Aging is a significant factor influencing the course of multiple sclerosis (MS). Accelerated telomere attrition is an indicator of premature biological aging and a potential contributor to various chronic diseases, including neurological disorders. However, there is currently a lack of studies focusing on telomere lengths in patients with MS.
The aim of this study was to evaluate the length of telomeric DNA sequences in peripheral blood in relation to clinical MS phenotypes and disease progression.
We measured the average leukocyte telomere length (LTL) in biobanked samples of 40 relapsing-remitting MS patients (RRMS), 20 primary progressive MS patients (PPMS) and 60 healthy controls using a multiplex quantitative polymerase chain reaction method. Association analyses of baseline LTL with the long-term clinical profiles of the patients were performed using inferential statistics and regression models adjusted for age and sex.

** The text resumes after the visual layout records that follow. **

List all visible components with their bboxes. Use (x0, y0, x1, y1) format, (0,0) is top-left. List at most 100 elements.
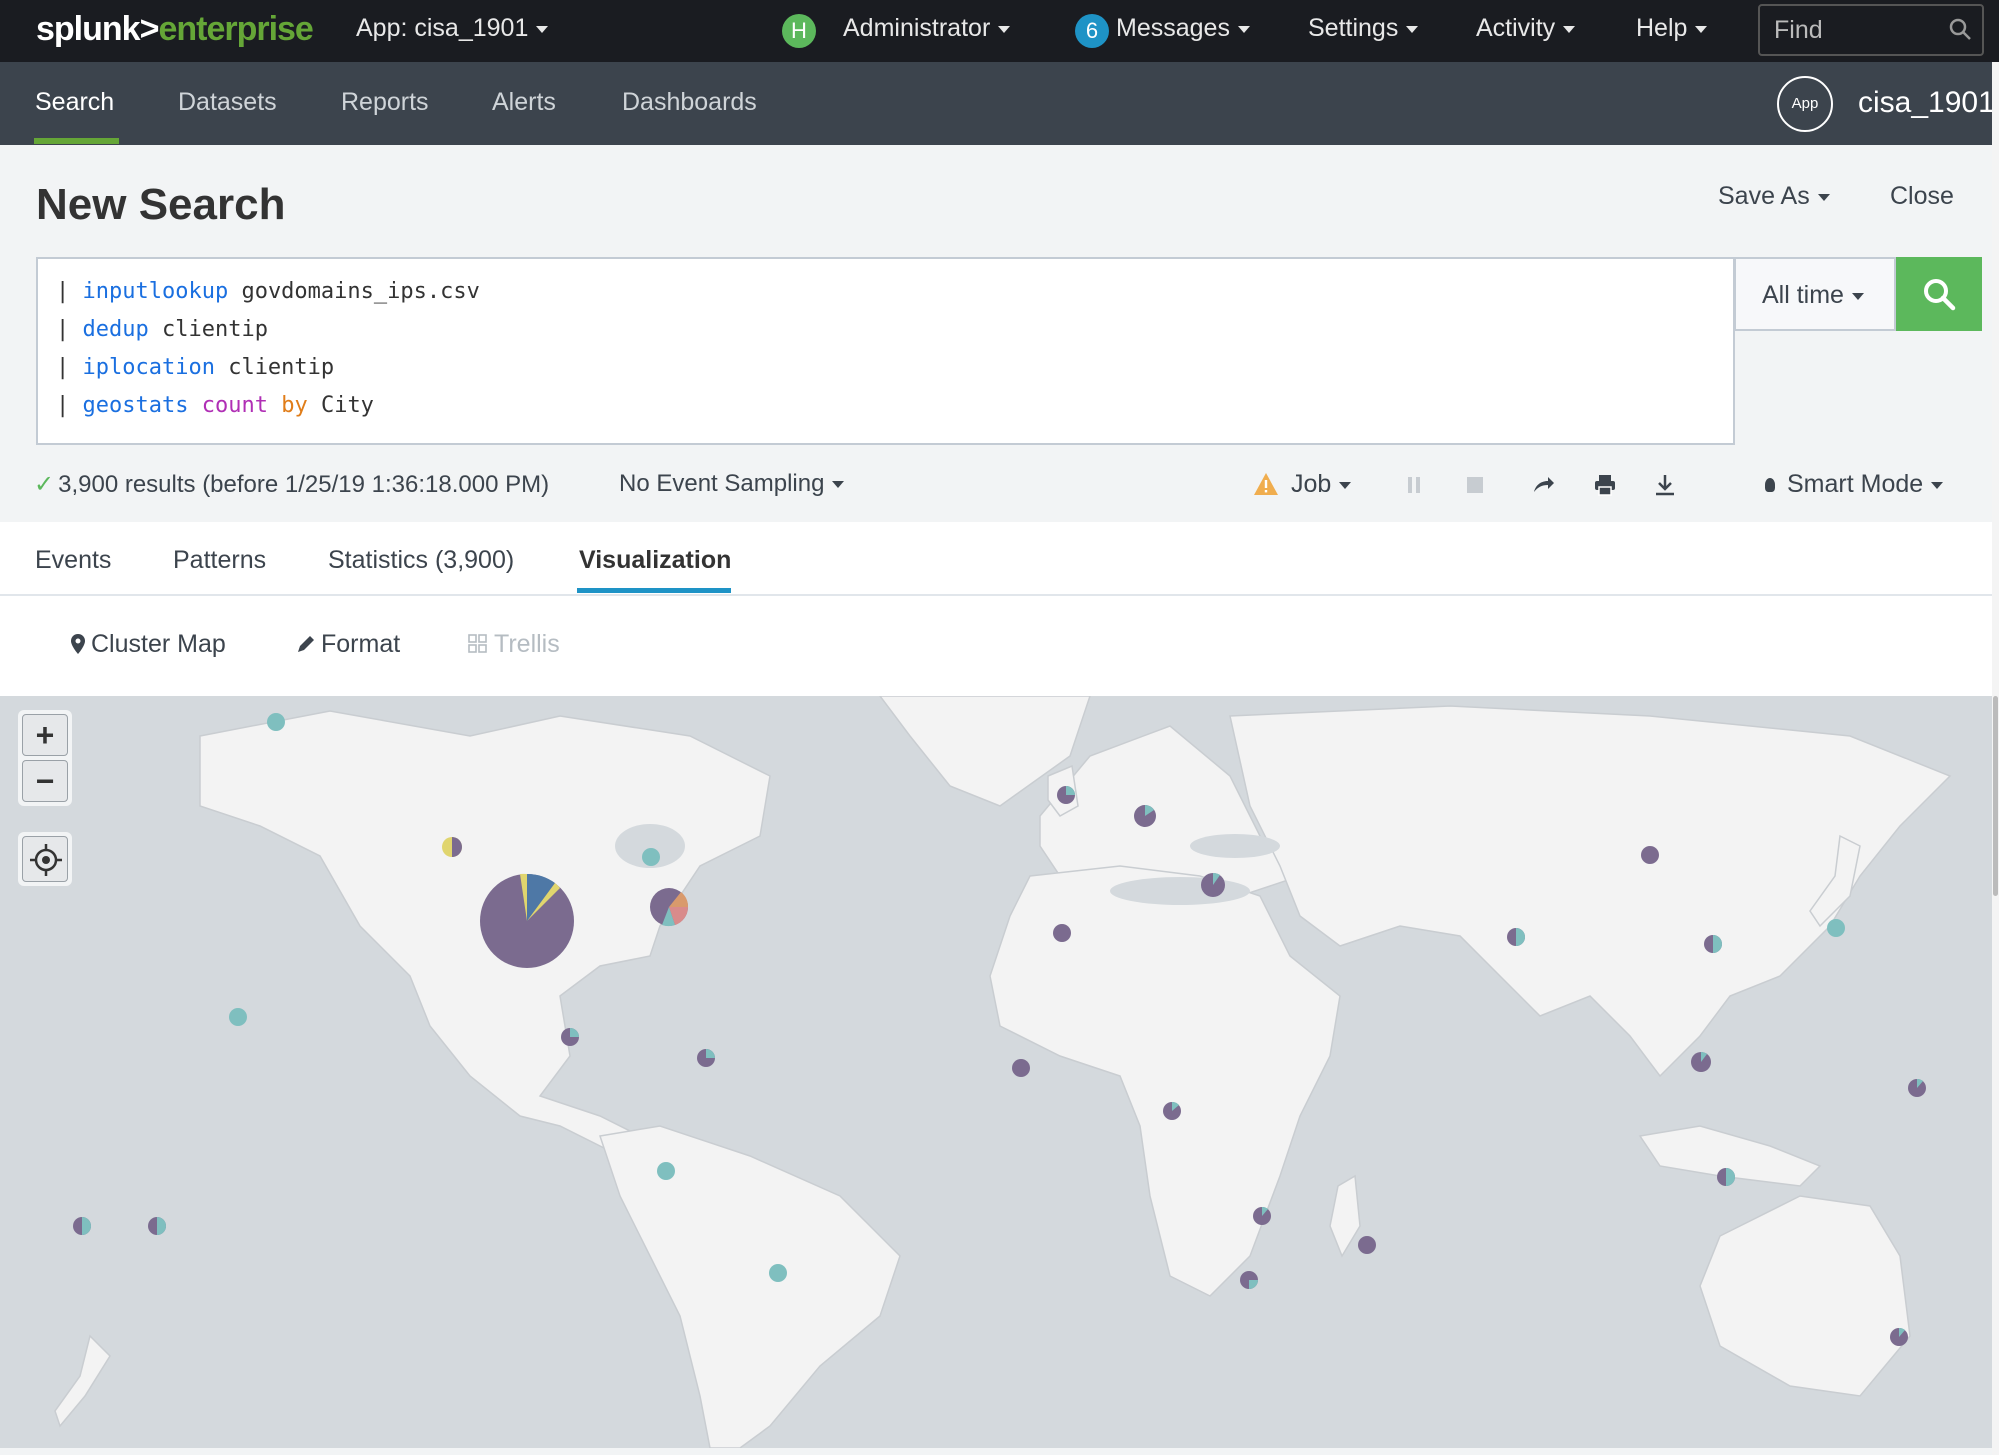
tab-alerts[interactable]: Alerts (492, 88, 556, 117)
pencil-icon (298, 636, 314, 652)
time-range-picker[interactable]: All time (1734, 257, 1896, 331)
share-icon[interactable] (1530, 472, 1556, 498)
cluster-marker[interactable] (1012, 1059, 1030, 1077)
event-sampling-selector[interactable]: No Event Sampling (619, 470, 845, 498)
tab-events[interactable]: Events (35, 546, 111, 575)
top-bar: splunk>enterprise App: cisa_1901 H Admin… (0, 0, 1999, 62)
lightbulb-icon (1765, 478, 1775, 493)
tab-patterns[interactable]: Patterns (173, 546, 266, 575)
format-button[interactable]: Format (296, 630, 400, 659)
chevron-down-icon (1817, 193, 1830, 201)
chevron-down-icon (1237, 25, 1250, 33)
tab-dashboards[interactable]: Dashboards (622, 88, 757, 117)
cluster-marker[interactable] (1827, 919, 1845, 937)
cluster-marker[interactable] (1507, 928, 1525, 946)
warning-icon (1254, 473, 1278, 495)
cluster-marker[interactable] (697, 1049, 715, 1067)
cluster-marker[interactable] (148, 1217, 166, 1235)
messages-count-badge: 6 (1075, 14, 1109, 48)
settings-menu[interactable]: Settings (1308, 14, 1419, 43)
search-mode-selector[interactable]: Smart Mode (1765, 470, 1944, 499)
cluster-marker[interactable] (650, 888, 689, 927)
active-tab-indicator (577, 588, 731, 593)
tab-visualization[interactable]: Visualization (579, 546, 731, 575)
tab-search[interactable]: Search (35, 88, 114, 117)
chevron-down-icon (832, 481, 845, 489)
recenter-button[interactable] (22, 836, 68, 882)
results-status: ✓ 3,900 results (before 1/25/19 1:36:18.0… (34, 471, 550, 498)
chevron-down-icon (1563, 25, 1576, 33)
cluster-marker[interactable] (1163, 1101, 1181, 1120)
tab-reports[interactable]: Reports (341, 88, 429, 117)
messages-menu[interactable]: Messages (1116, 14, 1250, 43)
pause-icon[interactable] (1401, 472, 1427, 498)
activity-menu[interactable]: Activity (1476, 14, 1576, 43)
visualization-type-picker[interactable]: Cluster Map (71, 630, 226, 659)
cluster-marker[interactable] (657, 1162, 675, 1180)
cluster-marker[interactable] (1240, 1271, 1258, 1289)
active-tab-indicator (34, 138, 119, 144)
cluster-marker[interactable] (769, 1264, 787, 1282)
chevron-down-icon (1851, 292, 1864, 300)
grid-icon (468, 634, 487, 653)
cluster-marker[interactable] (480, 873, 574, 968)
cluster-marker[interactable] (73, 1217, 91, 1235)
app-name: cisa_1901 (1858, 86, 1995, 119)
cluster-marker[interactable] (267, 713, 285, 731)
cluster-marker[interactable] (1201, 872, 1225, 897)
cluster-marker[interactable] (1053, 924, 1071, 942)
scrollbar-thumb[interactable] (1993, 696, 1998, 896)
cluster-marker[interactable] (442, 837, 462, 857)
cluster-marker[interactable] (642, 848, 660, 866)
print-icon[interactable] (1592, 472, 1618, 498)
app-icon[interactable]: App (1777, 76, 1833, 132)
cluster-marker[interactable] (1717, 1168, 1735, 1186)
app-selector[interactable]: App: cisa_1901 (356, 14, 549, 43)
help-menu[interactable]: Help (1636, 14, 1708, 43)
job-menu[interactable]: Job (1291, 470, 1352, 499)
save-as-button[interactable]: Save As (1718, 182, 1830, 211)
cluster-marker[interactable] (1691, 1052, 1711, 1072)
cluster-marker[interactable] (1134, 805, 1156, 827)
zoom-control: + − (18, 710, 72, 806)
cluster-marker[interactable] (1358, 1236, 1376, 1254)
stop-icon[interactable] (1462, 472, 1488, 498)
user-menu[interactable]: Administrator (843, 14, 1011, 43)
tab-datasets[interactable]: Datasets (178, 88, 277, 117)
cluster-marker[interactable] (1253, 1206, 1271, 1225)
cluster-marker[interactable] (1908, 1078, 1926, 1097)
chevron-down-icon (1406, 25, 1419, 33)
query-line: | geostats count by City (56, 393, 374, 418)
result-tabs: Events Patterns Statistics (3,900) Visua… (0, 522, 1999, 596)
splunk-logo[interactable]: splunk>enterprise (36, 10, 314, 49)
cluster-marker[interactable] (1704, 935, 1722, 953)
close-button[interactable]: Close (1890, 182, 1954, 211)
chevron-down-icon (1695, 25, 1708, 33)
cluster-marker[interactable] (229, 1008, 247, 1026)
crosshair-icon (30, 844, 62, 876)
trellis-button[interactable]: Trellis (468, 630, 560, 659)
app-bar: Search Datasets Reports Alerts Dashboard… (0, 62, 1999, 145)
cluster-map[interactable]: + − (0, 696, 1992, 1448)
check-icon: ✓ (34, 471, 55, 498)
cluster-marker[interactable] (1641, 846, 1659, 864)
cluster-marker[interactable] (561, 1028, 579, 1046)
search-button[interactable] (1896, 257, 1982, 331)
cluster-markers (73, 713, 1926, 1346)
chevron-down-icon (998, 25, 1011, 33)
search-query-editor[interactable]: | inputlookup govdomains_ips.csv | dedup… (36, 257, 1735, 445)
tab-statistics[interactable]: Statistics (3,900) (328, 546, 514, 575)
download-icon[interactable] (1652, 472, 1678, 498)
zoom-in-button[interactable]: + (22, 714, 68, 756)
cluster-marker[interactable] (1057, 786, 1075, 804)
find-input[interactable]: Find (1758, 4, 1984, 56)
chevron-down-icon (1339, 481, 1352, 489)
chevron-down-icon (536, 25, 549, 33)
search-icon (1949, 18, 1971, 40)
query-line: | inputlookup govdomains_ips.csv (56, 279, 480, 304)
cluster-marker[interactable] (1890, 1327, 1908, 1346)
search-icon (1924, 279, 1956, 311)
zoom-out-button[interactable]: − (22, 760, 68, 802)
user-avatar: H (782, 14, 816, 48)
page-title: New Search (36, 180, 286, 229)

The cross-sectional analysis revealed that the RRMS group was characterized by a significantly shorter relative LTL, on average, as compared to the PPMS group and controls. Shorter telomeres at baseline were also associated with a higher conversion rate from RRMS to secondary progressive MS (SPMS) in the 10-year follow-up period.
Our data suggest a possible contributory role of accelerated telomere shortening in the pathobiology of MS. The interplay between age- and disease-related immune system alterations and blood cell telomere dynamics deserves further investigation. New insights into the mechanisms of disease might be obtained by exploring the distribution of telomere lengths in specific cell populations.